Five years later came the call to Ford. He joined as director of public affairs, and part of his brief was to put some sparkle into what the public at that time perceived as dull, workmanlike products. The situation can be imagined. Ford management at that time was used to having the working man buying its products, for that was their image. But here was this young man, suggesting that Ford should challenge Ferrari for the Le Mans sportscar race, and put money into Grand Prix motor racing. Few were blessed with his vision.

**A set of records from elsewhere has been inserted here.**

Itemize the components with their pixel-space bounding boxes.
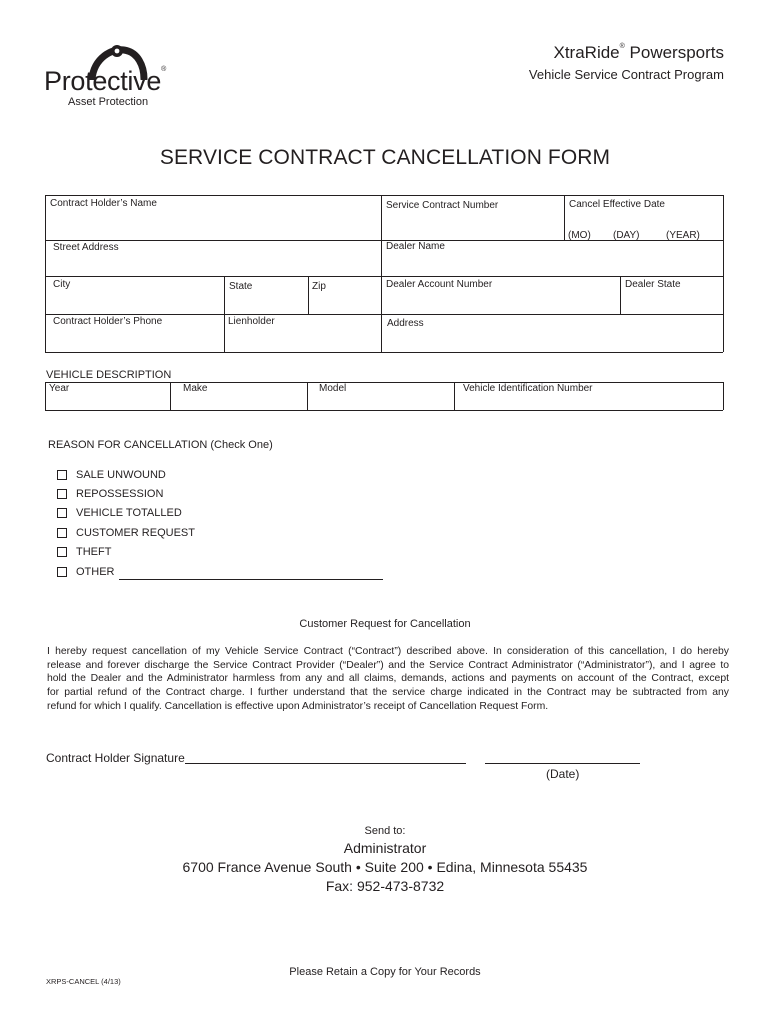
cancel-date-field[interactable]: Cancel Effective Date	[569, 199, 665, 210]
logo-wordmark: Protective®	[44, 66, 166, 96]
logo-subtitle: Asset Protection	[68, 96, 149, 108]
date-label: (Date)	[546, 767, 580, 781]
street-address-field[interactable]: Street Address	[53, 242, 119, 253]
administrator-fax: Fax: 952-473-8732	[325, 878, 445, 894]
date-day-label: (DAY)	[613, 230, 640, 241]
checkbox[interactable]	[57, 489, 67, 499]
send-to-label: Send to:	[364, 825, 406, 837]
checkbox[interactable]	[57, 470, 67, 480]
retain-notice: Please Retain a Copy for Your Records	[289, 966, 481, 978]
reason-option[interactable]: SALE UNWOUND	[57, 468, 166, 482]
vehicle-model-field[interactable]: Model	[319, 383, 347, 394]
contract-number-field[interactable]: Service Contract Number	[386, 200, 499, 211]
reason-option-other[interactable]: OTHER	[57, 565, 383, 579]
signature-line[interactable]	[185, 763, 466, 764]
dealer-account-field[interactable]: Dealer Account Number	[386, 279, 493, 290]
form-code: XRPS-CANCEL (4/13)	[46, 977, 121, 986]
other-reason-line[interactable]	[119, 569, 383, 580]
dealer-name-field[interactable]: Dealer Name	[386, 241, 445, 252]
checkbox[interactable]	[57, 508, 67, 518]
lienholder-field[interactable]: Lienholder	[228, 316, 275, 327]
reason-option[interactable]: CUSTOMER REQUEST	[57, 526, 195, 540]
date-line[interactable]	[485, 763, 640, 764]
date-year-label: (YEAR)	[666, 230, 700, 241]
signature-label: Contract Holder Signature	[46, 751, 185, 765]
form-title: SERVICE CONTRACT CANCELLATION FORM	[159, 146, 611, 169]
brand-name: XtraRide® Powersports	[553, 43, 724, 62]
holder-phone-field[interactable]: Contract Holder’s Phone	[53, 316, 163, 327]
holder-name-field[interactable]: Contract Holder’s Name	[50, 198, 157, 209]
zip-field[interactable]: Zip	[312, 281, 326, 292]
checkbox[interactable]	[57, 567, 67, 577]
program-name: Vehicle Service Contract Program	[528, 67, 724, 82]
checkbox[interactable]	[57, 528, 67, 538]
address-field[interactable]: Address	[387, 318, 424, 329]
request-heading: Customer Request for Cancellation	[299, 618, 471, 630]
state-field[interactable]: State	[229, 281, 253, 292]
checkbox[interactable]	[57, 547, 67, 557]
request-paragraph: I hereby request cancellation of my Vehicle Service Contract (“Contract”) described above. In consideration of this cancellation, I do hereby release and forever discharge the Service Contract Provider (“Dealer”) and the Service Contract Administrator (“Administrator”), and I agree to hold the Dealer and the Administrator harmless from any and all claims, demands, actions and payments on account of the Contract, except for partial refund of the Contract charge. I further understand that the service charge indicated in the Contract may be subtracted from any refund for which I qualify. Cancellation is effective upon Administrator’s receipt of Cancellation Request Form.	[47, 646, 729, 712]
dealer-state-field[interactable]: Dealer State	[625, 279, 681, 290]
reason-section-heading: REASON FOR CANCELLATION (Check One)	[48, 439, 273, 451]
vehicle-section-heading: VEHICLE DESCRIPTION	[46, 369, 172, 381]
reason-option[interactable]: VEHICLE TOTALLED	[57, 506, 182, 520]
vehicle-make-field[interactable]: Make	[183, 383, 208, 394]
administrator-address: 6700 France Avenue South • Suite 200 • Edina, Minnesota 55435	[182, 859, 588, 875]
reason-option[interactable]: REPOSSESSION	[57, 487, 163, 501]
date-mo-label: (MO)	[568, 230, 591, 241]
vehicle-year-field[interactable]: Year	[49, 383, 70, 394]
administrator-name: Administrator	[343, 840, 427, 856]
vehicle-vin-field[interactable]: Vehicle Identification Number	[463, 383, 593, 394]
city-field[interactable]: City	[53, 279, 71, 290]
reason-option[interactable]: THEFT	[57, 545, 111, 559]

It says everything for Hayes’ powers of persuasion that Ford did go to Le Mans, where it would win four times between 1966 and 1969, and did spend that famous £100,000 on Duckworth and Costin’s jewel. No money was ever better spent in motor sport. Ford’s famous blue oval was somewhere to be found on every one of the DFV’s 155 GP victories, and the powerplant itself would also win at Le Mans, and at Indianapolis.
It is not surprising that Hayes rose at DFV-like speed through the ranks at Ford. A man very much given to deep thought before action, he was elevated to the position of vice-president of Ford of Europe, and became vice-chairman in 1976. In 1980 he was made a vice-president of the American parent company. Henry Ford’s grandson, Henry II, liked him, not just for his intelligence and wit, but also because he could think fast. In 1975 Ford faced a drink driving charge; Hayes’ sound advice was to fall back on Benjamin Disraeli’s tactic as he faced the media. ‘Never complain, never explain.’

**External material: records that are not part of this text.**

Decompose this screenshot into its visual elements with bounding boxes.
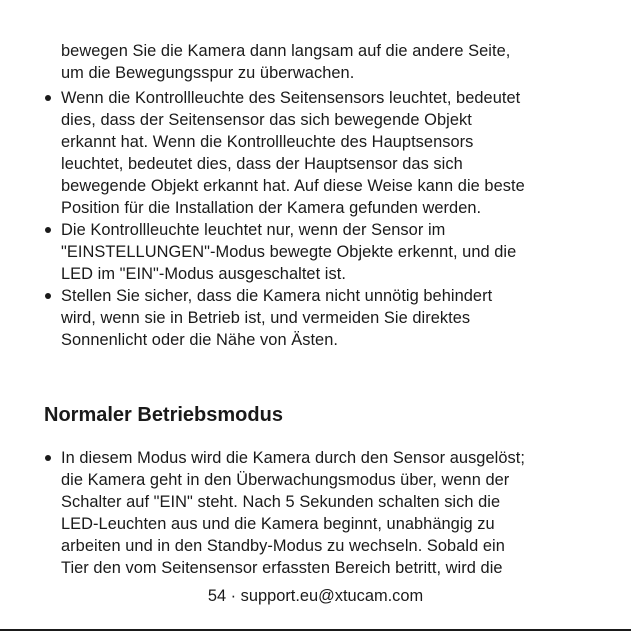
bullet-dot <box>45 95 51 101</box>
bullet-line: die Kamera geht in den Überwachungsmodus über, wenn der <box>61 471 510 489</box>
bullet-line: LED im "EIN"-Modus ausgeschaltet ist. <box>61 265 346 283</box>
bullet-line: Stellen Sie sicher, dass die Kamera nicht unnötig behindert <box>61 287 493 305</box>
bullet-line: wird, wenn sie in Betrieb ist, und vermeiden Sie direktes <box>61 309 471 327</box>
bullet-line: bewegende Objekt erkannt hat. Auf diese Weise kann die beste <box>61 177 525 195</box>
bullet-dot <box>45 227 51 233</box>
bullet-line: Position für die Installation der Kamera gefunden werden. <box>61 199 482 217</box>
paragraph-line: um die Bewegungsspur zu überwachen. <box>61 64 355 82</box>
bullet-line: LED-Leuchten aus und die Kamera beginnt, unabhängig zu <box>61 515 495 533</box>
bullet-line: Tier den vom Seitensensor erfassten Bereich betritt, wird die <box>61 559 503 577</box>
page-footer: 54 · support.eu@xtucam.com <box>207 587 424 605</box>
paragraph-line: bewegen Sie die Kamera dann langsam auf die andere Seite, <box>61 42 511 60</box>
bullet-line: arbeiten und in den Standby-Modus zu wechseln. Sobald ein <box>61 537 505 555</box>
bullet-line: dies, dass der Seitensensor das sich bewegende Objekt <box>61 111 472 129</box>
bullet-line: "EINSTELLUNGEN"-Modus bewegte Objekte erkennt, und die <box>61 243 517 261</box>
bullet-line: Wenn die Kontrollleuchte des Seitensensors leuchtet, bedeutet <box>61 89 521 107</box>
bullet-dot <box>45 455 51 461</box>
section-heading: Normaler Betriebsmodus <box>44 404 283 426</box>
bullet-line: leuchtet, bedeutet dies, dass der Hauptsensor das sich <box>61 155 463 173</box>
bullet-line: Schalter auf "EIN" steht. Nach 5 Sekunden schalten sich die <box>61 493 501 511</box>
bullet-line: In diesem Modus wird die Kamera durch den Sensor ausgelöst; <box>61 449 525 467</box>
bullet-line: erkannt hat. Wenn die Kontrollleuchte des Hauptsensors <box>61 133 474 151</box>
bullet-line: Sonnenlicht oder die Nähe von Ästen. <box>61 331 338 349</box>
bullet-line: Die Kontrollleuchte leuchtet nur, wenn der Sensor im <box>61 221 446 239</box>
bullet-dot <box>45 293 51 299</box>
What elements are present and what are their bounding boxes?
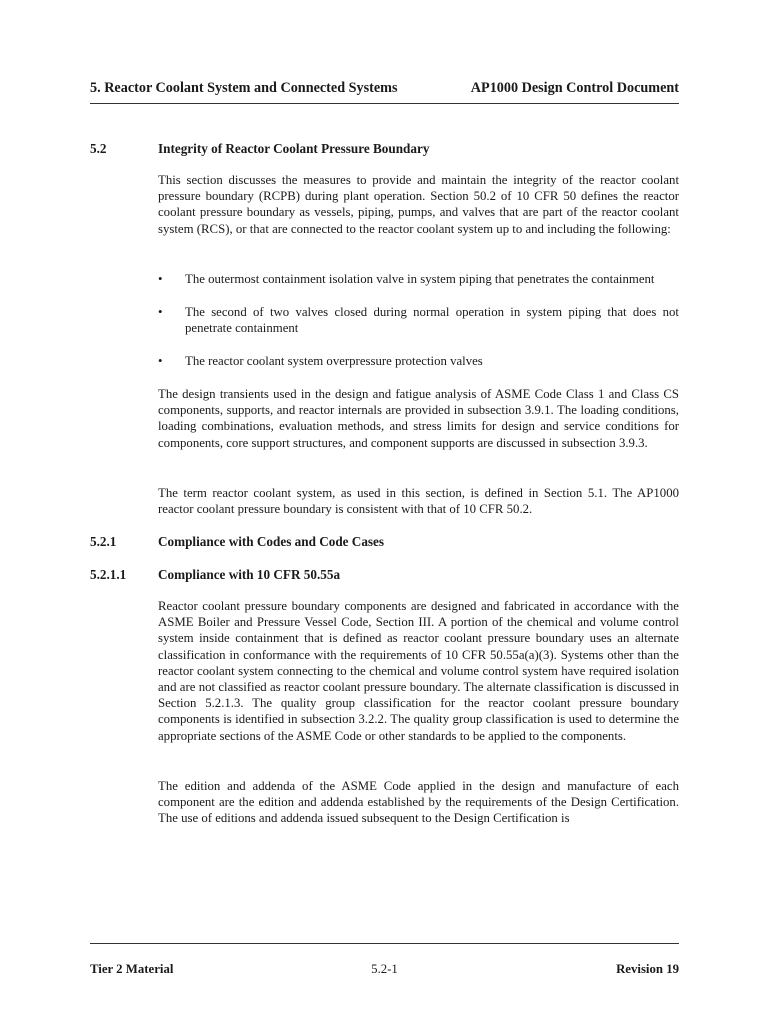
paragraph-intro: This section discusses the measures to provide and maintain the integrity of the reactor coolant pressure boundary (RCPB) during plant operation. Section 50.2 of 10 CFR 50 defines the reactor coolant pressure boundary as vessels, piping, pumps, and valves that are part of the reactor coolant system (RCS), or that are connected to the reactor coolant system up to and including the following: — [158, 173, 679, 236]
bullet-symbol: • — [158, 354, 163, 368]
section-number: 5.2.1 — [90, 534, 117, 549]
document-title: AP1000 Design Control Document — [470, 80, 679, 96]
chapter-title: 5. Reactor Coolant System and Connected Systems — [90, 80, 398, 96]
paragraph-design-transients: The design transients used in the design and fatigue analysis of ASME Code Class 1 and Class CS components, supports, and reactor internals are provided in subsection 3.9.1. The loading conditions, loading combinations, evaluation methods, and stress limits for design and service conditions for components, core support structures, and component supports are discussed in subsection 3.9.3. — [158, 387, 679, 450]
running-footer — [90, 962, 679, 980]
bullet-symbol: • — [158, 305, 163, 319]
section-title: Compliance with Codes and Code Cases — [158, 534, 385, 549]
bullet-text: The reactor coolant system overpressure protection valves — [185, 354, 483, 368]
section-title: Integrity of Reactor Coolant Pressure Boundary — [158, 141, 430, 156]
section-number: 5.2 — [90, 141, 107, 156]
paragraph-rcpb-components: Reactor coolant pressure boundary components are designed and fabricated in accordance with the ASME Boiler and Pressure Vessel Code, Section III. A portion of the chemical and volume control system inside containment that is defined as reactor coolant pressure boundary uses an alternate classification in conformance with the requirements of 10 CFR 50.55a(a)(3). Systems other than the reactor coolant system connecting to the chemical and volume control system have required isolation and are not classified as reactor coolant pressure boundary. The alternate classification is discussed in Section 5.2.1.3. The quality group classification for the reactor coolant pressure boundary components is identified in subsection 3.2.2. The quality group classification is used to determine the appropriate sections of the ASME Code or other standards to be applied to the components. — [158, 599, 679, 743]
section-number: 5.2.1.1 — [90, 567, 127, 582]
footer-rule — [90, 943, 679, 944]
bullet-symbol: • — [158, 272, 163, 286]
bullet-text: The second of two valves closed during normal operation in system piping that does not penetrate containment — [185, 305, 679, 336]
paragraph-term-definition: The term reactor coolant system, as used in this section, is defined in Section 5.1. The AP1000 reactor coolant pressure boundary is consistent with that of 10 CFR 50.2. — [158, 486, 679, 517]
paragraph-asme-edition: The edition and addenda of the ASME Code applied in the design and manufacture of each component are the edition and addenda established by the requirements of the Design Certification. The use of editions and addenda issued subsequent to the Design Certification is — [158, 779, 679, 826]
running-header — [90, 80, 679, 102]
bullet-text: The outermost containment isolation valve in system piping that penetrates the containment — [185, 272, 655, 286]
page-number: 5.2-1 — [371, 962, 398, 976]
footer-revision: Revision 19 — [616, 962, 679, 976]
section-title: Compliance with 10 CFR 50.55a — [158, 567, 341, 582]
header-rule — [90, 103, 679, 104]
footer-material: Tier 2 Material — [90, 962, 174, 976]
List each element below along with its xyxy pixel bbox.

Hayes received a CBE in 1982 for services to the motor industry, retired in 1989, but was called back to direct Aston Martin after Ford had acquired it. The idea was that he would wind things up, but instead he injected new life in to the company and introduced its saviour, the Jaguar-derived DB7. He retired for good in 1994, but was in demand all over for his dinner speaking. To the end he was a thinker first, then a man of considered but decisive action. Stuart Turner, who had followed his footsteps in leaving journalism for an industry role, called him a giant of the game, ‘a man who had an unconventional approach, yet an outstandingly mature man.’
Jackie Stewart said of him: ‘He was always a gentleman of great dignity and style, and had this tremendous peripheral vision. He was involved in many prestigious charities and trusts, about which he rarely spoke, and besides being a great writer was probably the greatest public relations officer that the motor industry has ever had.’
Hayes had the foresight to put Stewart under contract to Ford in 1964, where he joined the great Jim Clark, and it was Hayes in 1968 who underwrote the Scot’s salary to ensure that he joined Ken Tyrrell’s nascent F1 enterprise instead of going to Ferrari.
Arguably, the DFV was the greatest race engine in history. Fittingly, the name of Walter Leopold Arthur Hayes will forever be linked to it.